Professor Zhong, who first worked in moral philosophy, became interested in mental causation while studying for his doctorate at the University of Michigan. He found it fascinating, as a fundamental and compelling issue.
‘Our whole civilization seems to rely on mental causation. If somebody saves another person we think ‘Oh that is a good person.’ If somebody harms others, we think that’s evil. All of this only makes sense if the mind can cause our actions.’
Neither morality nor mentality can be reduced to physical phenomena, he adds. As an anti-reductionist, he believes mental states and moral values have distinctive features. ‘They’re not the kind of stuff that can be reduced to the physical,’ he says.
This makes Professor Zhong an ‘autonomist.’ In this picture, the units of physics are interacting at one metaphysical level, while the higher-level entities of the world interact in a more-complex web on another level.
Such findings on fundamental philosophical problems are difficult to understand, and even tougher to come by. To come to conclusions about mental causation, a philosopher must have a solid background in metaphysics, the philosophies of the mind and of science, and even moral philosophy.
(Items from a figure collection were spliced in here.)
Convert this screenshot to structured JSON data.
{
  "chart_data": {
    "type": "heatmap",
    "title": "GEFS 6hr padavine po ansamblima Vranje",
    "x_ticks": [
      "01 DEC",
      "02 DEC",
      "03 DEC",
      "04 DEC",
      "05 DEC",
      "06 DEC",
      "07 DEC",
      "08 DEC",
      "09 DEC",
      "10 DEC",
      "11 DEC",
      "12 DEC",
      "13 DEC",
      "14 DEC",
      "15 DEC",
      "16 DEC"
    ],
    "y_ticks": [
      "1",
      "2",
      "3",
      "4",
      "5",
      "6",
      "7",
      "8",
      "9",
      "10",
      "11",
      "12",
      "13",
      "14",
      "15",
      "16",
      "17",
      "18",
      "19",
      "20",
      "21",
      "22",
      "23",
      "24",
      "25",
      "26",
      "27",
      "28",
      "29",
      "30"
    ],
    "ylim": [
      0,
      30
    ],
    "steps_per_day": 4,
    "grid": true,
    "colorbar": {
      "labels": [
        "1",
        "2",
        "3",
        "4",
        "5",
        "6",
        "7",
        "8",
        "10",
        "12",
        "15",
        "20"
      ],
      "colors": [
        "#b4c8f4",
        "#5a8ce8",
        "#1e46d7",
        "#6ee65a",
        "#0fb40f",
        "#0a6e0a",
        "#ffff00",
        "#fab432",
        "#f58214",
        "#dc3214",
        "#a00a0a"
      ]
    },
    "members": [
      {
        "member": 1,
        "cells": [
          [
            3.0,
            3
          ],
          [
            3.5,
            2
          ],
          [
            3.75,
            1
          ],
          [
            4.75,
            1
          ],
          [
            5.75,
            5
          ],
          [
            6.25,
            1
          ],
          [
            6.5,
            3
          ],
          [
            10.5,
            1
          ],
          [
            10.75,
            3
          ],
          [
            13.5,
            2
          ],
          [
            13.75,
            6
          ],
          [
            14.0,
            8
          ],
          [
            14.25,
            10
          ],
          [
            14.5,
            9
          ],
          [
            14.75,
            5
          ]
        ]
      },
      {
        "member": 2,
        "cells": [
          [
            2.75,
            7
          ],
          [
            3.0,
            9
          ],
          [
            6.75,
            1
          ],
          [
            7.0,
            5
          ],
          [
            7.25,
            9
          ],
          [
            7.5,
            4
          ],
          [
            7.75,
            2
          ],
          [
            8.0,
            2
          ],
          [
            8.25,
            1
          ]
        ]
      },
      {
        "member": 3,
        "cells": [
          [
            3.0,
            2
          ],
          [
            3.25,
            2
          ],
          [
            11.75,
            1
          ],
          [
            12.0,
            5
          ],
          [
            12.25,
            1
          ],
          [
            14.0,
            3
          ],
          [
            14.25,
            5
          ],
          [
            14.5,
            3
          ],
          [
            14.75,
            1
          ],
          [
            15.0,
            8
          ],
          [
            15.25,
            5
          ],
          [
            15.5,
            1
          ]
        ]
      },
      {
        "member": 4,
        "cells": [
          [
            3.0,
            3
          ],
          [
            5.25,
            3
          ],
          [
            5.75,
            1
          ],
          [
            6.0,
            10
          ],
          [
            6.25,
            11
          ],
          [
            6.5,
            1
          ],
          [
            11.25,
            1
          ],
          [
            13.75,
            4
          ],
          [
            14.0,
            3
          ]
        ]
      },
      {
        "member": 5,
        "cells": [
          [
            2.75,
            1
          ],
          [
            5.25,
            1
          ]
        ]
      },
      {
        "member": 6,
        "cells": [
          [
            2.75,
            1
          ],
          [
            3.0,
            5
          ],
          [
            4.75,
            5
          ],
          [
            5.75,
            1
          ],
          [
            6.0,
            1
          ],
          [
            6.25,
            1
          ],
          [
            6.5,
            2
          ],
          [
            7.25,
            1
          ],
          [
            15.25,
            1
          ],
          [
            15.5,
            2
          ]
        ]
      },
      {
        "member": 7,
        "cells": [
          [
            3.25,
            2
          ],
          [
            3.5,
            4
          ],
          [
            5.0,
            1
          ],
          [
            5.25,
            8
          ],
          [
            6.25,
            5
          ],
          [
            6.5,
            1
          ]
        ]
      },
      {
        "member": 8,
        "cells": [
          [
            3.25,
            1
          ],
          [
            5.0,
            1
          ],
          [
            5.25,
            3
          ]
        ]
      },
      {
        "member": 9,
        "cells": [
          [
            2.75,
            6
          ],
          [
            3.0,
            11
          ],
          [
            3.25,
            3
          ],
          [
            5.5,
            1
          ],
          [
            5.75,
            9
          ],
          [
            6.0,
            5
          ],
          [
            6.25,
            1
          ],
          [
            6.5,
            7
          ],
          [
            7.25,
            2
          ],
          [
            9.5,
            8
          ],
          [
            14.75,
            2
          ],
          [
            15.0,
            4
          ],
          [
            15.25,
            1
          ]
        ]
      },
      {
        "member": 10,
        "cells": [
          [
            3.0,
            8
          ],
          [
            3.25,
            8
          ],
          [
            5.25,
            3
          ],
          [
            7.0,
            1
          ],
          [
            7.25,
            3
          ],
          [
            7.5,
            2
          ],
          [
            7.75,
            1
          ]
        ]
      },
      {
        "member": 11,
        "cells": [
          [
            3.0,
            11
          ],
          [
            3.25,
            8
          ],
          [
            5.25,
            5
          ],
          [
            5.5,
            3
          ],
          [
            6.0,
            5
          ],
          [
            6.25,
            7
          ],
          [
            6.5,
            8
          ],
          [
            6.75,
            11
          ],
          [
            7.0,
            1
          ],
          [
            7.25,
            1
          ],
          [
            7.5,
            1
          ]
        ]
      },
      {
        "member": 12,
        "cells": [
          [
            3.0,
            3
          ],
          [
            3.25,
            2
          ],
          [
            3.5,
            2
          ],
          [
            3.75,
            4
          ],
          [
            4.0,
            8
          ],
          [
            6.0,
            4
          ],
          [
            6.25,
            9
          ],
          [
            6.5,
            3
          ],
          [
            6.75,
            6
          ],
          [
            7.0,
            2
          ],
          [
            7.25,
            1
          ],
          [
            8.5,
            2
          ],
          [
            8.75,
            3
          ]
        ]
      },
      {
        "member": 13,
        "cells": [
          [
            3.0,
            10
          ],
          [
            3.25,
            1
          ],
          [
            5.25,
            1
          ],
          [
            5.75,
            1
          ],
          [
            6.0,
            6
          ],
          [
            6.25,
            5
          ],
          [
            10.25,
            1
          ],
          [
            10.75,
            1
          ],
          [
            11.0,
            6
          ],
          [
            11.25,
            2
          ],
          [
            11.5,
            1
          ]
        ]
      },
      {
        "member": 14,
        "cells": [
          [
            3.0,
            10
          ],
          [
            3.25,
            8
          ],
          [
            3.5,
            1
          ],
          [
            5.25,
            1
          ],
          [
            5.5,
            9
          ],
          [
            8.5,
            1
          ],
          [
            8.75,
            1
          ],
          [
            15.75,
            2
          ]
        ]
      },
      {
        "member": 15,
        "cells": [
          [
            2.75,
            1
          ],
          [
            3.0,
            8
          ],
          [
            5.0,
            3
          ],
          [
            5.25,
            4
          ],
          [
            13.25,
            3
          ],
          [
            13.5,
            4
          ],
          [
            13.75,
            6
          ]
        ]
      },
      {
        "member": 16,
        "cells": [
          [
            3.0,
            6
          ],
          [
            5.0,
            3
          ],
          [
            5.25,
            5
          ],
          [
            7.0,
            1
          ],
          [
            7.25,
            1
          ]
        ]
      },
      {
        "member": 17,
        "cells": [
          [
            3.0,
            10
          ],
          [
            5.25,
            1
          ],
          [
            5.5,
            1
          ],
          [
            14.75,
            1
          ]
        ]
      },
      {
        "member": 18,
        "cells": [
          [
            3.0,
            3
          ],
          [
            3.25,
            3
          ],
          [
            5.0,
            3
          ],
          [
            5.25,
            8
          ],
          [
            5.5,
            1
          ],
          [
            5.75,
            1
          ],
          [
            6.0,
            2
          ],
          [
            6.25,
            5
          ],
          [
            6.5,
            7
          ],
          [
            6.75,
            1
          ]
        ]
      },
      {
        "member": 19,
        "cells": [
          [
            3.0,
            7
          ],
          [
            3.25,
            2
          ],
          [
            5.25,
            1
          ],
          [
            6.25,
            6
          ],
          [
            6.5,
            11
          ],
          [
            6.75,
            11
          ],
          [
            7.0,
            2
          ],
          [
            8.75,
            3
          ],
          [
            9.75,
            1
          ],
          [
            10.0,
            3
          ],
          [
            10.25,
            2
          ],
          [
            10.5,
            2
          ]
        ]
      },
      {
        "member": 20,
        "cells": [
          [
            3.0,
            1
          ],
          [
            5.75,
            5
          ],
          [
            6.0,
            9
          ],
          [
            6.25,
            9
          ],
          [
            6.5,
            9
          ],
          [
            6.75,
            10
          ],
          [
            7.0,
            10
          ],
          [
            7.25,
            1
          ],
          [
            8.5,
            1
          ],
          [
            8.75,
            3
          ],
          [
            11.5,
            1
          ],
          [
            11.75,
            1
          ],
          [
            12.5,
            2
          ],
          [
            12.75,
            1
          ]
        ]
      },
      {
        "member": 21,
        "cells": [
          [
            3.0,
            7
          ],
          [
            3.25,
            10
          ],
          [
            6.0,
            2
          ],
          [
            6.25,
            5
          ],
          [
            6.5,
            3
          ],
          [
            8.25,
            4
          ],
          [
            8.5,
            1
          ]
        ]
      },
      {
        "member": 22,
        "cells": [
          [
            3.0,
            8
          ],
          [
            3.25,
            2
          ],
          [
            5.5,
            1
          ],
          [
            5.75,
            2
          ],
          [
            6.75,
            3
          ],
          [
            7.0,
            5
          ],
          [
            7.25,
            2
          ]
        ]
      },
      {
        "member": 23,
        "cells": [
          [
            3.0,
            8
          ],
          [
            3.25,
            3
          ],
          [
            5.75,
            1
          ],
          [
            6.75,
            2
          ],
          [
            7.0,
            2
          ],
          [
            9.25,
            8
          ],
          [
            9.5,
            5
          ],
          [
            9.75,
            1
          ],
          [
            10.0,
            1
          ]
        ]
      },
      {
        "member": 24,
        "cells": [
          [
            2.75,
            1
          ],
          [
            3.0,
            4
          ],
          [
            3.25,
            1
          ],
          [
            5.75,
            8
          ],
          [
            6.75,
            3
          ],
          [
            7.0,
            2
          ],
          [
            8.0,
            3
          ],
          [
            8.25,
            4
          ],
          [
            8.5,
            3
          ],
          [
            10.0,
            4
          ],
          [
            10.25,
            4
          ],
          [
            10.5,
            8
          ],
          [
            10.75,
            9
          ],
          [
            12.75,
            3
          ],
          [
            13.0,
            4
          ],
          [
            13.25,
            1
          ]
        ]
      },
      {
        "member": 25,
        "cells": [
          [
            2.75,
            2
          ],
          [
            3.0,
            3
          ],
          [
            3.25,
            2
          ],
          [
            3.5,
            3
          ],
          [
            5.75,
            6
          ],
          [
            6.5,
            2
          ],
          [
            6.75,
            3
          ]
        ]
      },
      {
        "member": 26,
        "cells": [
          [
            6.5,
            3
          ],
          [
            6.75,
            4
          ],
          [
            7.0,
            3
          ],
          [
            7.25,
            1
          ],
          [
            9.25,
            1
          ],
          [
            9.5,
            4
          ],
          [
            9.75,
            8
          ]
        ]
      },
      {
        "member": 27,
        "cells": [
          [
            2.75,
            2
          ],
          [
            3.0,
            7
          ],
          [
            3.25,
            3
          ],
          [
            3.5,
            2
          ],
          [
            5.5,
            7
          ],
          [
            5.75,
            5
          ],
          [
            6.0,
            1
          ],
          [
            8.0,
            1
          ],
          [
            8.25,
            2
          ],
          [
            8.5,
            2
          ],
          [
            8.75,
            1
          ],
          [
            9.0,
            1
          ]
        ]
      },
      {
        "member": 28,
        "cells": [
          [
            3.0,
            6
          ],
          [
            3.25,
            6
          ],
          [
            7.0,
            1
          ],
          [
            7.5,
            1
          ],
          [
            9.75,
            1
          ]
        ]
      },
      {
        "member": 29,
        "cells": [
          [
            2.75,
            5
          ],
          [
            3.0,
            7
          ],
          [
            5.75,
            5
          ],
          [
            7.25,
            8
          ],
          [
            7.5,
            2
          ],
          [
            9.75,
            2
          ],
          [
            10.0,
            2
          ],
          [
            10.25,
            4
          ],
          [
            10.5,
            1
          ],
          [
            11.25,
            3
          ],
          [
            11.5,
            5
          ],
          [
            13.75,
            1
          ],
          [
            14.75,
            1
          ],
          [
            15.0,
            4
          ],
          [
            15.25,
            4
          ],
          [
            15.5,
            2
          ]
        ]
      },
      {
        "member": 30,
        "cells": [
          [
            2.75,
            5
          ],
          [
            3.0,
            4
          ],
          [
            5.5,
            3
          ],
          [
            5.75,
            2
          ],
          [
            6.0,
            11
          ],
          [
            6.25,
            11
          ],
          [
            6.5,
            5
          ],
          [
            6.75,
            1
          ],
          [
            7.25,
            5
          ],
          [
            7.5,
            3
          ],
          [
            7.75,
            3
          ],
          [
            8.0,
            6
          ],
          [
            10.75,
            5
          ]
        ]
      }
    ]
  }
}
Professor Zhong, an associate professor in CUHK’s Department of Philosophy, is one of the very few Chinese scholars contributing to the field of contemporary Western philosophy. That’s led to international discussion of his work, through papers such as "Sophisticated Exclusion and Sophisticated Causation" and "Physicalism, Psychism, and Phenomenalism", both appearing in The Journal of Philosophy.
How does Professor Zhong work? By thinking a lot. He spends three to four hours of almost every day writing and thinking. In the process of writing, he often finds that initially appealing arguments need to be revised or abandoned.
‘Only if you can write clearly, can you think clearly,’ he explains. ‘Writing is a necessary process of good thinking.’
In terms of real-world impact, philosophers serve a more abstract purpose than scientists. While those folks in lab coats may come to very important findings under the microscope, Professor Zhong’s work takes place at a more fundamental level, pondering issues that nevertheless affect us all.
‘I believe philosophical questions are not just philosopher’s questions, but our questions,’ Professor Zhong says. ‘They concern the human self, mind, morality and society.’
That hand raised in class, then, is good pause for thought. The student, hopefully, has something good to say. And Professor Zhong hopes he has a well-considered reply.
‘It’s always difficult to make an original and good contribution to fundamental philosophical issues that have already been discussed by other smart people,’ he says. ‘Philosophy is hard. I need to think and think.’